翌朝、宇佐美屋の前では、出発しようとする由貴路とお紋の前に、自分も一緒に連れて行ってくれと、お京が出てくる。

さらに、鼾狂四郎、三人トリオ、あげくの果てには、十時軍右衛門まで、一緒に旅に行きたいなどとやってくる。
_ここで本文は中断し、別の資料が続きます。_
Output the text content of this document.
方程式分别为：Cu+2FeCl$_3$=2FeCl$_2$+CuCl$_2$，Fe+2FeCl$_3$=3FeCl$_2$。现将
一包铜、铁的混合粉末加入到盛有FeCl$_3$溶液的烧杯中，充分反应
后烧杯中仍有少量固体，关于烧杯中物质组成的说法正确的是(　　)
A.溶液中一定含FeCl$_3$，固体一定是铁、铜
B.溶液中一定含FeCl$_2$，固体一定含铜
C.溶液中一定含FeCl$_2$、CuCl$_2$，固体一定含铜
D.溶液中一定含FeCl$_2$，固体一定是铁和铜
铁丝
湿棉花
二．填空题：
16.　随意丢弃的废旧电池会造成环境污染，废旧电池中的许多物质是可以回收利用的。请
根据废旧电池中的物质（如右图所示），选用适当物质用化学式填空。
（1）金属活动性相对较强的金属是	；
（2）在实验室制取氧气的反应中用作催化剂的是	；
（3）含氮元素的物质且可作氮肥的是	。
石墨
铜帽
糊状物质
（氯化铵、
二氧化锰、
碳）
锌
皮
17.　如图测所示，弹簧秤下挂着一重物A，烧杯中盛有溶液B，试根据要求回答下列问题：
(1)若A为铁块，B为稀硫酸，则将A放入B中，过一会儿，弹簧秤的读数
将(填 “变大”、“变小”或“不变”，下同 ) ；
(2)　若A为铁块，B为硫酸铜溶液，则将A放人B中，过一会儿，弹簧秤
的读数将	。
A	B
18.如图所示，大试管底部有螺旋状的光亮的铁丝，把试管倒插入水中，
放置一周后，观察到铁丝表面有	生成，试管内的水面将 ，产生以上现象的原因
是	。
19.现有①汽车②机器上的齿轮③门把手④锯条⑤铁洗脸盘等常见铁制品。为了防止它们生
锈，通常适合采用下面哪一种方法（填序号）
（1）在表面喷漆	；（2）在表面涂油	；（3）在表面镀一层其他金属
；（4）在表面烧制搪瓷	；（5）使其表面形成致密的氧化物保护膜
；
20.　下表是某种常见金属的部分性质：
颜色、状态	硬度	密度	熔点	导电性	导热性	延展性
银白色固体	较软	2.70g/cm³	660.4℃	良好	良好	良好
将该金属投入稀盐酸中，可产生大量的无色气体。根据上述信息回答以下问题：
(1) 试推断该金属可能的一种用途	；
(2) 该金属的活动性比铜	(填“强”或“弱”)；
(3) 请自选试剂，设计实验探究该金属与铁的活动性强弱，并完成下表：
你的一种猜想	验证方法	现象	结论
集まったみんなは肝心の三太郎の姿を探しまわるが、当の三太郎は、そんな連中と一緒の旅はごめんとばかりに、一人、先に出かけていたのだった。

 

▼▼▼▼▼個人的なコメントはここから下です。▼▼▼▼▼

「次郎長意外伝 灰神楽の三太郎」(1957)に続くコメディ時代劇シリーズ2作目で、このシリーズ自体、東宝「次郎長三国志」(1952〜1954)のスピンオフのような体裁になっている。

つまり、次郎長を演ずる小堀明男や、森の石松を演ずる森繁久彌などは、そのままの姿で再登場している。

ひょっとすると、石松役の森繁人気にあやかって、新しいコメディものを考えたのかもしれない。

武芸に秀でた由貴路を演じている越路吹雪なども、「次郎長三国志」での、男勝りのお園などとキャラクターに近い部分がある。

ストーリー自体は他愛無いアチャラカ(どたばた喜劇)だが、肩のこらない小品と言った印象の出来になっている。

眠狂四郎に対する鼾(いびき)狂四郎、宍戸梅軒に対する宍戸不乱軒(フランケン)などのパロディも、下らないながら楽しい。

脱線トリオがあまり活躍しないのがちょっと物足りないが、森川信のあちゃらかを観ているだけでもうれしくなる。

後年、大映で色っぽい女優となる中田康子が、何だか、「若い頃の団令子」みたいな丸顔の太眉顔で登場しているのも興味深い。

ひょっとすると、団令子とイメージがだぶってしまったのが、東宝で芽がでなかった理由なのかもしれないなどと想像した。